The results are the usual: cognitive ability is the best predictor of everything (except occupational attainment and almost income, which are strongly influenced by how much you studied, even net of cognitive ability). This is much studied and probably a signaling effect which peters out after about age 30: employers look for not just smart, but also diligent, organized, obedient and not too weird people and having attended a lot of formal schooling is a good signal of these traits. It is expensive to obtain, but then again, it’s not the employer who pays for it! Parental education and income take not a second, but a third or fourth seat behind cognitive ability, with the possible exception of educational attainment – some parents might just be more prone to send kids to more school, or maybe parental education indexes some genetic trait other than intelligence which contributes to a similar outcome in the offspring.
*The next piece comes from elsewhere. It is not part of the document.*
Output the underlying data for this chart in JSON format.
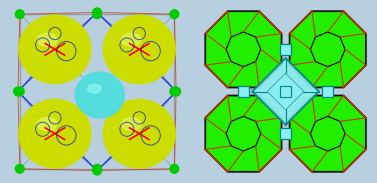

Interestingly, net of family income, the kids of more educated people make significantly less money – one would think of strange, overeducated humanities graduates having slacker hippie kids.
The reason these results are relevant here is because we can contrast these betas with the coefficients we have seen so far. What is stronger, the effect of vaccination on COVID mortality, parental income on kids’ SAT scores, taking tamoxifen on breast cancer mortality or smoking on lung cancer? Here is a quotable, shareable, tweetable, semi-serious illustration of this:
I don’t fully endorse this message that many medically important correlations are so tiny, because using Pearson correlations is just not appropriate in many of these contexts. But the overall message stands: many correlations we take for granted and obvious are actually very weak compared to the correlations discovered by personality psychologists and especially IQ researchers. If you want to find the most physics-like human science, don’t look at medicine, look at IQ research.